The Polestar was the blue diamond on the early setting of dusk and dawn after travelling across the sky; we were told how mariners would decide the directions with a look at it. When we grew up, we tried to locate the direction with the compass and reaffirm the Polestar in a playful mood. A sudden feeling of horror shivered down with a thought of getting lost in the vast universe without any knowledge of direction. Wild imagination drew me being lost in the darkness of a seamless desert or an endless ocean of water and sighting the polestar was such a solace of being not getting lost but showing a direction.
Today, explorers and adventurers never forget to sight the polestar even while having the modern equipment, a navigator’s compass in their hand. Who discovered the compass I really do not know and started digging into it.
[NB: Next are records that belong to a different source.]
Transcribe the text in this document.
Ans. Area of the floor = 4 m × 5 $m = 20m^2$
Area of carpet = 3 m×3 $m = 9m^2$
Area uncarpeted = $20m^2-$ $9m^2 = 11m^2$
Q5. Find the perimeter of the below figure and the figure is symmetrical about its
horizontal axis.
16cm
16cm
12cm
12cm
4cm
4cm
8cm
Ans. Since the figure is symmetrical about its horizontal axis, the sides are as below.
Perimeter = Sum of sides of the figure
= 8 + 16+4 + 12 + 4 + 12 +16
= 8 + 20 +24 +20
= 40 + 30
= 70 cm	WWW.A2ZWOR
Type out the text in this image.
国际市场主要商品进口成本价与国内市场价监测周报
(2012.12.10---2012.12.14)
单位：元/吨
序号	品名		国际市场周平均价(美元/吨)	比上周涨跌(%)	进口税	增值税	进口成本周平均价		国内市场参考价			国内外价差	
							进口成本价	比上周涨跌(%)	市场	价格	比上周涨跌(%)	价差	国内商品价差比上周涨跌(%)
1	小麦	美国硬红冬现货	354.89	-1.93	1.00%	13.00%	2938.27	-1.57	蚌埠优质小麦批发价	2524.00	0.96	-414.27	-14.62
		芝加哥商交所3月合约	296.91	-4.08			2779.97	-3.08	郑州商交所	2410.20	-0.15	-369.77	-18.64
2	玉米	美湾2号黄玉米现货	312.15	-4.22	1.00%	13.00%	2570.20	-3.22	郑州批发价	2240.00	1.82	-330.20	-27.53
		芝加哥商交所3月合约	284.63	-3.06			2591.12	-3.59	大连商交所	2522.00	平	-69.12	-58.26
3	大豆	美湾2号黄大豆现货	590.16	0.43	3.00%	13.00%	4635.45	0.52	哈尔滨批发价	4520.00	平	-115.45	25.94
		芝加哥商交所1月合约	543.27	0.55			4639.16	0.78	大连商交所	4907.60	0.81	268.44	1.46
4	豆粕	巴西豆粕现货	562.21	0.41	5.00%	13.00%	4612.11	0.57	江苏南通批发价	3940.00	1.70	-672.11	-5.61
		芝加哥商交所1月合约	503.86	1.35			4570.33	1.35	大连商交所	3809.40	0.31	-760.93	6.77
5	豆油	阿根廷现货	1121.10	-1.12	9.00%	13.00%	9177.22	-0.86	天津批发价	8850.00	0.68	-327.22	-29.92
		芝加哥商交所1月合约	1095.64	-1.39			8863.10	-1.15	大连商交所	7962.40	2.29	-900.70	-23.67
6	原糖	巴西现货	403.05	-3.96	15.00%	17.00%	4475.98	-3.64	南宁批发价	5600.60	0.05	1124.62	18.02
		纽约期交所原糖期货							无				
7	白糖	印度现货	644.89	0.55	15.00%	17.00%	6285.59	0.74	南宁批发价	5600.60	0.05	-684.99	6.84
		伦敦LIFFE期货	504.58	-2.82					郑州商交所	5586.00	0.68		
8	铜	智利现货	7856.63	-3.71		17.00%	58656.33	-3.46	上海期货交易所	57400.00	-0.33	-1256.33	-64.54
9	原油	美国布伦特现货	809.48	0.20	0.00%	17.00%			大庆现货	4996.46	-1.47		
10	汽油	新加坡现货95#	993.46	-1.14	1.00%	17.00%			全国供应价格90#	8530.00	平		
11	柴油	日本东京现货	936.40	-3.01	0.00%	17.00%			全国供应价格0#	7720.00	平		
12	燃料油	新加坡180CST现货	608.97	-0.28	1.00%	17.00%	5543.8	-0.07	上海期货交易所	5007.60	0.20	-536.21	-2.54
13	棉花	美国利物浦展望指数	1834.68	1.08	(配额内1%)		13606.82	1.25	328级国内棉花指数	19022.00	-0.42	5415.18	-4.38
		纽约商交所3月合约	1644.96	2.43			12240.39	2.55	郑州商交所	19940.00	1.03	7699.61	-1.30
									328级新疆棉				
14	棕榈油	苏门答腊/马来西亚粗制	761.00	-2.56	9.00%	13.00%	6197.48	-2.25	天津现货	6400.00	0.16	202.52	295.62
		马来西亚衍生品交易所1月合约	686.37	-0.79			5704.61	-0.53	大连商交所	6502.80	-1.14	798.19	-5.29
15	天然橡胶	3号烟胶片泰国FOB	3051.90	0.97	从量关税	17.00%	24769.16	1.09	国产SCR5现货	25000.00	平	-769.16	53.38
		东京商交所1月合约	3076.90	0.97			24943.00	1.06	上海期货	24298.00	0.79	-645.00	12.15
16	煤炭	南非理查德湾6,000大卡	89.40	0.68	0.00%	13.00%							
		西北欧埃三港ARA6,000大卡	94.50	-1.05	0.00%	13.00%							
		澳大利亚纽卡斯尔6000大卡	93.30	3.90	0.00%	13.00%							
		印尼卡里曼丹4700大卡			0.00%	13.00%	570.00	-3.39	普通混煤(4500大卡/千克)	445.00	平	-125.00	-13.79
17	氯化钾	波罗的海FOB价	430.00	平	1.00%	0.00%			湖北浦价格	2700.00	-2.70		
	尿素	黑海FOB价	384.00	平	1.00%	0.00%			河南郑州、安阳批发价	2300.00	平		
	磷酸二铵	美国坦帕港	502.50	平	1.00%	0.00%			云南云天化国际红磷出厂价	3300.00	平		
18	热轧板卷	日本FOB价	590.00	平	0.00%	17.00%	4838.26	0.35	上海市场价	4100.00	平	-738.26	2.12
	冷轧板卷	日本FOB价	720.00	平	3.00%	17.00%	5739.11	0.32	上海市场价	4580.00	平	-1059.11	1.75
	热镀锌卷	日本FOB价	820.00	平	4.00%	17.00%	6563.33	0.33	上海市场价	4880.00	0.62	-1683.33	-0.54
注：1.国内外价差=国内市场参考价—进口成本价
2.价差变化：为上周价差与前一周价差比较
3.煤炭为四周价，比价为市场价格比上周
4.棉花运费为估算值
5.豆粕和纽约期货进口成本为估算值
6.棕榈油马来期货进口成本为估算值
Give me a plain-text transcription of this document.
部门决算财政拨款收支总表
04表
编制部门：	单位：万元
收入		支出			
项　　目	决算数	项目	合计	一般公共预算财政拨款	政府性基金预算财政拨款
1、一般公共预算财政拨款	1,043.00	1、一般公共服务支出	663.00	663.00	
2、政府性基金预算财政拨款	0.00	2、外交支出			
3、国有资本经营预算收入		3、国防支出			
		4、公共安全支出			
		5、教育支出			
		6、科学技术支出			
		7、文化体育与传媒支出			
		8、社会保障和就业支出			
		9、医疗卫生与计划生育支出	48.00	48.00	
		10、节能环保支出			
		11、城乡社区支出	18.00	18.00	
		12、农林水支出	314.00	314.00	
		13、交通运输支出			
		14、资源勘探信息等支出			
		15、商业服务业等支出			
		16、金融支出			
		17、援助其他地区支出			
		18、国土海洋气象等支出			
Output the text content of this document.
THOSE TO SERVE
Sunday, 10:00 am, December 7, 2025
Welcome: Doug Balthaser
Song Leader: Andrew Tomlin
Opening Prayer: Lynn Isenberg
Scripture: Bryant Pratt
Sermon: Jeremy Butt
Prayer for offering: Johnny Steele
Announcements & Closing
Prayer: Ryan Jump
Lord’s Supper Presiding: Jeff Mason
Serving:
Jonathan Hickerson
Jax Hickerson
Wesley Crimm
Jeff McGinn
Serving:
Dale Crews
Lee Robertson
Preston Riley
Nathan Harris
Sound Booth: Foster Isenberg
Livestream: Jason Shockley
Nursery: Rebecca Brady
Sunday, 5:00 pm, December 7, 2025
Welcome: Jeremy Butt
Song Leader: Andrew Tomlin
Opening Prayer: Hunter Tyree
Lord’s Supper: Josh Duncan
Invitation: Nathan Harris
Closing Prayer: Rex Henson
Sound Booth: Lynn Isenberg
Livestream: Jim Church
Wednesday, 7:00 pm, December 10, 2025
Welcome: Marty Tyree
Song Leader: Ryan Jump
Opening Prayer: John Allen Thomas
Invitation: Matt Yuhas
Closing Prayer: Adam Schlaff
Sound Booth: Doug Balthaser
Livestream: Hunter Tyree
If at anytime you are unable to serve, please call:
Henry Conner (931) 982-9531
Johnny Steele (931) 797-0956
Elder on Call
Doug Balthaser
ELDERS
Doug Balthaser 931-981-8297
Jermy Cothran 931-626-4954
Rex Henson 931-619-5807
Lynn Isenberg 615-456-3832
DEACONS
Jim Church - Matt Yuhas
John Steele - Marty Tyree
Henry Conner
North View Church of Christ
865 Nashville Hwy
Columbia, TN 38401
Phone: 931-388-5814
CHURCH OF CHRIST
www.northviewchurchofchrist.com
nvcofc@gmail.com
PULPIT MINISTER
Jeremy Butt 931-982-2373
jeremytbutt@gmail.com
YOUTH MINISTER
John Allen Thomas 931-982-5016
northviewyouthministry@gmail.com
Google informed among the Four Great Inventions, the magnetic compass was first invented during the Chinese Han dynasty around 300 and 200 BC. Prior to that geographical positions and directions were determined by sighting celestial bodies and their positions or astronomy. But when the sky was overcast or foggy to cover the sightings, men discovered compass to enable mariners to have a safer journey. Loadstone was discovered and cardinal directions were fixed with its help.
A magnetic compass with needle has been described by Kanad (around 550 BC)
to signify that the iron needle would go towards the magnet.
Milindapanho composed during 4th-5th centuries CE, mentions about an instrument used by the pilot of a ship for steering the ship:
“And again, O King, as the pilot put a seal on the steering apparatus, lest anyone should touch it”. It has been translated as a ‘steering apparatus’ and it Sanskrit it is‘ yantra’, a mechanical devise, just like ‘Matsya yantra’ working on mechanical and accompanied with other principles.
“Historians point out a compass on one of the ships in which Indians of early Christian era sailed out to colonise islands in the Indian Ocean. The Hindu compass was an iron fish (called in Sanskrit Matsya-yantra or fish machine). It floated in a vessel of oil and pointed to the North.
“The early Hindu astrologers are said to have used the magnet, in fixing the North and East, in laying foundations, and other religious ceremonies. The fact of this older Hindu compass seems placed beyond doubt by the Sanskrit word Maccha Yantra, or fish machine, which was named as the mariner’s compass.”
Indians thus had already in use a magnetic compass known as Matsya Yantra for determining direction. The work, Merchants Treasure, written at Cairo by Baylak al Kiljaki mentions the magnetic needle as being in use in the Indian Ocean.
When Columbus took his voyage and all mariners had at that time, was an astrolabe or cross-staff, a rudimentary compass, and inaccurate nautical charts. There was also a basic understanding of how to get approximate latitude by taking an altitude of Polaris, the Polestar. But navigation was dangerous and inaccurate. Columbus’ journal confirms that he could not calculate even latitude properly. Small wonder that he landed up in the Americas looking for India!
Lothal, one of the old cities of Harappa civilisation presents the world’s earliest known dockyard; the site is situated near the village of Saragwala on an ancient course of the Sabarmati River. From this site, a thick ring-like shell object was found with four slits each in two margins served as a compass to measure angles on plane surfaces or in the horizon in multiples of 40 degrees, up to 360 degrees. Such shell instruments were probably invented to measure 8–12 whole sections of the horizon and sky, explaining the slits on the lower and upper margins. Archaeologists consider this as evidence that the Lothal experts had achieved something 2,000 years before the Greeks: an 8–12 fold division of horizon and sky, as well as an instrument for measuring angles and perhaps the position of stars, and for navigation.
Gazing at the night sky, I wondered why the great wonders remained hidden in pages of history books only.